[#30] Zohran Mamdani –A Suitable Boy?
Co written with Aparna Ravikumar, Consultant @Accenture Sustainability
There’s a meme making the rounds, one that I particularly like. The caption reads: Mira Nair did finally give us, “A Suitable Boy.”
IYKYK.
However, if you don’t know, Zohran Mamdani, the likely next mayor of New York City, is the son of filmmaker Mira Nair, the mind behind Monsoon Wedding, Salaam Bombay, and most recently, the BBC adaptation of Vikram Seth’s A Suitable Boy. (Hence the meme). His father is Mahmood Mamdani, one of the most influential postcolonial thinkers of our time. Add to that a rap alter ego called Mr. Cardamom, a Hinge love story with his now-wife Rama Duwaji, and you begin to see why he appeals to the South Bombay crowd.
Let’s zoom out. His father, Mamdani, was one of 26 Ugandan students who were part of the Kennedy Airlift program, which aimed to bring the brightest East Africans to Universities of Canada and the USA between 1959 and 1963. Mamdani graduated with a BA in political science.
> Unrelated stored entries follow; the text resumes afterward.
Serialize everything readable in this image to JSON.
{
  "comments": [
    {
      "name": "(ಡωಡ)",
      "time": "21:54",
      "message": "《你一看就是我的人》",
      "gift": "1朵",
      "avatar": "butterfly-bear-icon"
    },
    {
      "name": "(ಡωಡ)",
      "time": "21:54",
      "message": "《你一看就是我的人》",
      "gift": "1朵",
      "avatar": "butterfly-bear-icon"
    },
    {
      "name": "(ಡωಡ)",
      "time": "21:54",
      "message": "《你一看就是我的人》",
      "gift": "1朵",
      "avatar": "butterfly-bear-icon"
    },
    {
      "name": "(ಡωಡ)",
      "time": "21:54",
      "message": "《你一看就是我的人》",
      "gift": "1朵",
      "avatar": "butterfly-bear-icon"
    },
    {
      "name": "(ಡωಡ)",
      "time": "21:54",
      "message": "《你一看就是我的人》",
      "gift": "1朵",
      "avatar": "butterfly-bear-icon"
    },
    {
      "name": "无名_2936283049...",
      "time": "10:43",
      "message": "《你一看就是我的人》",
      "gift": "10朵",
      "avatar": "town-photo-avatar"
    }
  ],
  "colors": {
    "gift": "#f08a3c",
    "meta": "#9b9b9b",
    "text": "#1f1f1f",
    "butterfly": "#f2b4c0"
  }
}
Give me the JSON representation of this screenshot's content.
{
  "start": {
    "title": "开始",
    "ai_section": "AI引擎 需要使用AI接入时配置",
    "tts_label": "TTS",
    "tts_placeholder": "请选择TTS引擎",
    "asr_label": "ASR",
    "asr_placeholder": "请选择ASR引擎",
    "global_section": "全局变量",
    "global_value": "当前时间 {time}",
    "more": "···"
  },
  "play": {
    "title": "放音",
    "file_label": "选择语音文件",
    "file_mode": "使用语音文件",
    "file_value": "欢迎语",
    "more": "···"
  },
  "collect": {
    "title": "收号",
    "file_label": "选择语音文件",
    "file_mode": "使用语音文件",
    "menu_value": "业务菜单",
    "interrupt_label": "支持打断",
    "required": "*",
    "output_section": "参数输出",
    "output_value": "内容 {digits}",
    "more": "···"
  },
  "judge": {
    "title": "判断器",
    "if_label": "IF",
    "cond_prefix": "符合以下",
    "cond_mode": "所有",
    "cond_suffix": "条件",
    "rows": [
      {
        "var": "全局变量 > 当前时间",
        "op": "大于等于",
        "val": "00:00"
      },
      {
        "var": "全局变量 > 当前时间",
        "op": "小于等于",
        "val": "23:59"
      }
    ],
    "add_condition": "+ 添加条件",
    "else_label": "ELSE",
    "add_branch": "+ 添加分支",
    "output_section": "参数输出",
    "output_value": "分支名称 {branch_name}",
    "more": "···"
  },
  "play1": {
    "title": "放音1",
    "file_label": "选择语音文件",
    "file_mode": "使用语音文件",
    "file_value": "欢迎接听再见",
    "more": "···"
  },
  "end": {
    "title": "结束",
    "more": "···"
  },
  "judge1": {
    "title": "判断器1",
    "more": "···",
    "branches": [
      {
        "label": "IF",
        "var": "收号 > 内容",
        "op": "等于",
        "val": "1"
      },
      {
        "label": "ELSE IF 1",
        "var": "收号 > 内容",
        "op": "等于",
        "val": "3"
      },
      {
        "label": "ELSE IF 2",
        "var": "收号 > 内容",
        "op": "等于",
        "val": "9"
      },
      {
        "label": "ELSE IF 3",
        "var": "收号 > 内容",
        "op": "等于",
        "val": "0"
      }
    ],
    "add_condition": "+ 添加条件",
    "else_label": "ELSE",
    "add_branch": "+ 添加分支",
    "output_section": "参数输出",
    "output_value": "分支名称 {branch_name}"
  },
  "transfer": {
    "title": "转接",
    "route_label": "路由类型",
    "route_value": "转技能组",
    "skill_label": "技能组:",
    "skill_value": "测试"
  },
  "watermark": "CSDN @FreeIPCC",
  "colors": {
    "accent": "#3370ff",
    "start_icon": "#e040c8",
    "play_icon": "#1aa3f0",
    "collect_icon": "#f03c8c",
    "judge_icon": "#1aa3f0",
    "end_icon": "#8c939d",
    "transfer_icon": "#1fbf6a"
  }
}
Mira Nair, on the other hand, is a household name for a certain privileged demographic of Indians. She is one of India’s few intellectual filmmakers, whose films touch upon sensitive, almost taboo subjects.
Zohran’s campaign platform reads like a Bernie Sanders wishlist. A $30 minimum wage, universal childcare, rent freeze, 200,000 units of social housing via a public agency, city-run supermarkets funded by taxes on the top 1%, legal aid and language access for immigrants, LGBTQ+ rights, including gender-affirming healthcare – unlike the Trump administration, who has refused to accept the existence of trans people.
He’s the kind of public figure Gen Z wants. Seemingly intersectional, imperfect, outspoken, unbought.
But his activism is also selective — vocal on India and Israel, but mum on Pakistan’s track record with terrorism. If he’s projecting himself as the voice of the voice-less, where is he lending his voice to, for example, the women of Iran? His view seems to be relevant to the Gen Z of New York, and the Gen Z and the privileged elite of India; aka the South Delhi and South Bombay masses.
Okay, now from an election + campaign perspective, his way of going about it is strongly reminiscent of Alexandra Ocasio Cortez’s. Both are Democratic Socialists. Both lean on grassroots energy. Both exploded into relevance by saying what no one else dared to, and by being as comfortable in a community meeting as they are on TikTok. Both their political opponents - Andrew Cuomo for Mamdani, and Joe Crowley for AOC, had not lived in New York for a long time; physically distant from the city that they were going to ask to vote for them.
Because not everyone’s sold.
He once said Modi "wiped out Gujarati Muslims" — of which he is one.
He likened Netanyahu to a war criminal.
He read from Notes from Jail ahead of Modi’s 2023 visit to NYC.
But - he’s stayed quiet on Pakistan’s role in terrorism in the world. While I want to like him, because from a social and demographic perspective, he is a highly relatable human being, on ground, I’d be curious to know how much of Mamdani’s policies are going to be implemented.
Because it appears that his premise may be weak for a broader appeal as antisemitism and pro Islamism make for poor vote catchers. And when fighting for mayoral elections, he will need to build a broader appeal. The next 4 months are going to be interesting as they will give us a greater insight into his politics. Is he going to stick to his guns on his anti-Hindutva, anti-Israel slant, or start taking a centrist view on these issues, and become a true politician, rather than a messiah, which he projects himself to be?